Filosofia, uma dentada de cada vez (43)

O que são os Sentidos Internos?

Agora estamos a explorar a imprevisibilidade do Homem, mas ainda há muitas coisas que temos que aprofundar antes de podermos responder a essa questão. Hoje veremos como nós e os animais processamos a aquisição dos estímulos sensoriais.

Da última vez examinamos o acto de Conhecer através dos nossos sentidos externos. Mas a nossa própria experiência leva-nos a descobrir não apenas os sentidos externos mas também os sentidos internos (ver São Tomás de Aquino, “Summa Theologiae” I, q 78, a 4).

Tanto os animais como o Homem têm a capacidade não apenas de distinguir o estimulo particular de cada sentido externo, mas também de combinar os estímulos dos diferentes sentidos e identificar esses estímulos vindos de um objecto.

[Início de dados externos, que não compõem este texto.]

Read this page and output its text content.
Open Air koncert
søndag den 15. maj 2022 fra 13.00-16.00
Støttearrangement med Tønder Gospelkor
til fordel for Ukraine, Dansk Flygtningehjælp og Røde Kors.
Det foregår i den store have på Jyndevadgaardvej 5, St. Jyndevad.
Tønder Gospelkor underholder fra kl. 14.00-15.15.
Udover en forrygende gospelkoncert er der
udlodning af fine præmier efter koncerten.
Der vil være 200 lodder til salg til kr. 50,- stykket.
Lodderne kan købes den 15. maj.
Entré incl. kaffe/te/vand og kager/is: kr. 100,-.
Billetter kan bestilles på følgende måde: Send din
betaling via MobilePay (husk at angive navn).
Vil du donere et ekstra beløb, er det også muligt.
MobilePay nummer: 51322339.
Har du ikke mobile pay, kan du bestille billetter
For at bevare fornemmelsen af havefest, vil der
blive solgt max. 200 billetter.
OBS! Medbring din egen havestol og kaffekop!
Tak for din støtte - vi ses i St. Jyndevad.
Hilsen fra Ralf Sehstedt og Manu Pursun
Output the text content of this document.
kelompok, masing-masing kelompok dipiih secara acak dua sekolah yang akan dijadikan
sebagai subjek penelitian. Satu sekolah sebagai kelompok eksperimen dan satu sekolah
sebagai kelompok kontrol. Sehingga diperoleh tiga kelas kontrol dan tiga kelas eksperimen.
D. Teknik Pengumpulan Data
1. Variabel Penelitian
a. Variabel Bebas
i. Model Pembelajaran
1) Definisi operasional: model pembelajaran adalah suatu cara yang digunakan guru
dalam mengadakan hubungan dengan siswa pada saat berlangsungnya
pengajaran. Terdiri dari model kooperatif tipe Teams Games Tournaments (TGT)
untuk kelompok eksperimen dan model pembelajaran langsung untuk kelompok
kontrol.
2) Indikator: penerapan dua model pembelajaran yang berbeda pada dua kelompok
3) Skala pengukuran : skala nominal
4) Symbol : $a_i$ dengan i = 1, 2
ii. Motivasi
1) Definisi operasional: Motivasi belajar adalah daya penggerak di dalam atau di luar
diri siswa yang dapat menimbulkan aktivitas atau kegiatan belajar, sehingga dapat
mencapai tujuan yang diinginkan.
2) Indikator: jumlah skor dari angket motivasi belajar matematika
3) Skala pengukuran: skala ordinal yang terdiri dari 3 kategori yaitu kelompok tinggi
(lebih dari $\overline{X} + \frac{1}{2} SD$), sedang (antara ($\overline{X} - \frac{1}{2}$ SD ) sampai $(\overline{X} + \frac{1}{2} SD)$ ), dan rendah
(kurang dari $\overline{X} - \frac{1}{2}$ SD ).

Por exemplo, os olhos vêem a cor de uma maçã, o nariz sente o seu cheiro, a língua prova-a, as mãos sentem-na, mas existe algo em nós – um sentido interior – que junta todas estas diferentes sensações e identifica-as como pertencendo a um objecto: a maçã. Isto é o que Aristóteles chamou de “koine aisthesis”, a qual São Tomás traduzia como “sensus communis”, ou literalmente “senso comum”. Para evitar confusões, normalmente chamo-lhe de “sentido coordenador” ou o “sentido central”. Uma das funções do “sensus communis” é distinguir o estímulo específico de cada sentido. Esta função é importante, especialmente por distinguir o estímulo da imaginação (outro sentido interior) e os sentidos exteriores. Sabemos que existem algumas doenças psicológicas que afectam esta função, tais como o facto de uma pessoa não ser capaz de distinguir entre o que vê no mundo real e o que apenas imagina. Conhecemos muitas pessoas “normais” que dependem mais daquilo que imaginam do que da realidade.

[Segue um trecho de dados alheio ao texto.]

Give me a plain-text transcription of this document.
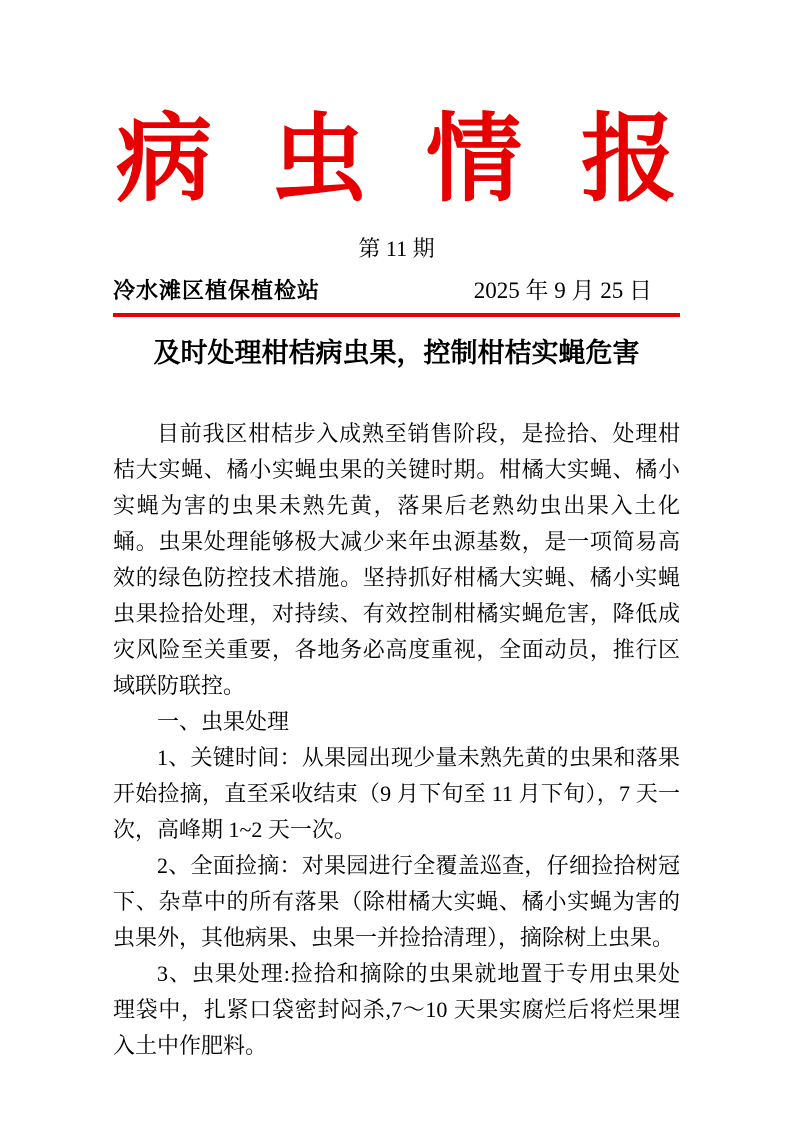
病 虫 情 报
第 11 期
冷水滩区植保植检站	2025 年 9 月 25 日
及时处理柑桔病虫果，控制柑桔实蝇危害

目前我区柑桔步入成熟至销售阶段，是捡拾、处理柑桔大实蝇、橘小实蝇虫果的关键时期。柑橘大实蝇、橘小实蝇为害的虫果未熟先黄，落果后老熟幼虫出果入土化蛹。虫果处理能够极大减少来年虫源基数，是一项简易高效的绿色防控技术措施。坚持抓好柑橘大实蝇、橘小实蝇虫果捡拾处理，对持续、有效控制柑橘实蝇危害，降低成灾风险至关重要，各地务必高度重视，全面动员，推行区域联防联控。

一、虫果处理

1、关键时间：从果园出现少量未熟先黄的虫果和落果开始捡摘，直至采收结束（9 月下旬至 11 月下旬），7 天一次，高峰期 1~2 天一次。

2、全面捡摘：对果园进行全覆盖巡查，仔细捡拾树冠下、杂草中的所有落果（除柑橘大实蝇、橘小实蝇为害的虫果外，其他病果、虫果一并捡拾清理），摘除树上虫果。

3、虫果处理:捡拾和摘除的虫果就地置于专用虫果处理袋中，扎紧口袋密封闷杀,7～10 天果实腐烂后将烂果埋入土中作肥料。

A imaginação é outro sentido interior ao qual somos bastante familiares. Ela tem um duplo papel. Um é o de reproduzir a imagem de algo quando essa coisa não esta presente. Além disso, não apenas reproduz uma imagem, como também tem a capacidade de juntar imagens que viu anteriormente. Esta é a sua segunda função, à qual podemos chamar de função criativa. Um artista, na realidade, não cria uma obra de arte a partir do nada. Ele baseia-se em obras de arte anteriores ou na sua própria observação directa da beleza na natureza para compor uma peça. Quanto mais observador ele for, maior é a possibilidade de criar arte “nova”.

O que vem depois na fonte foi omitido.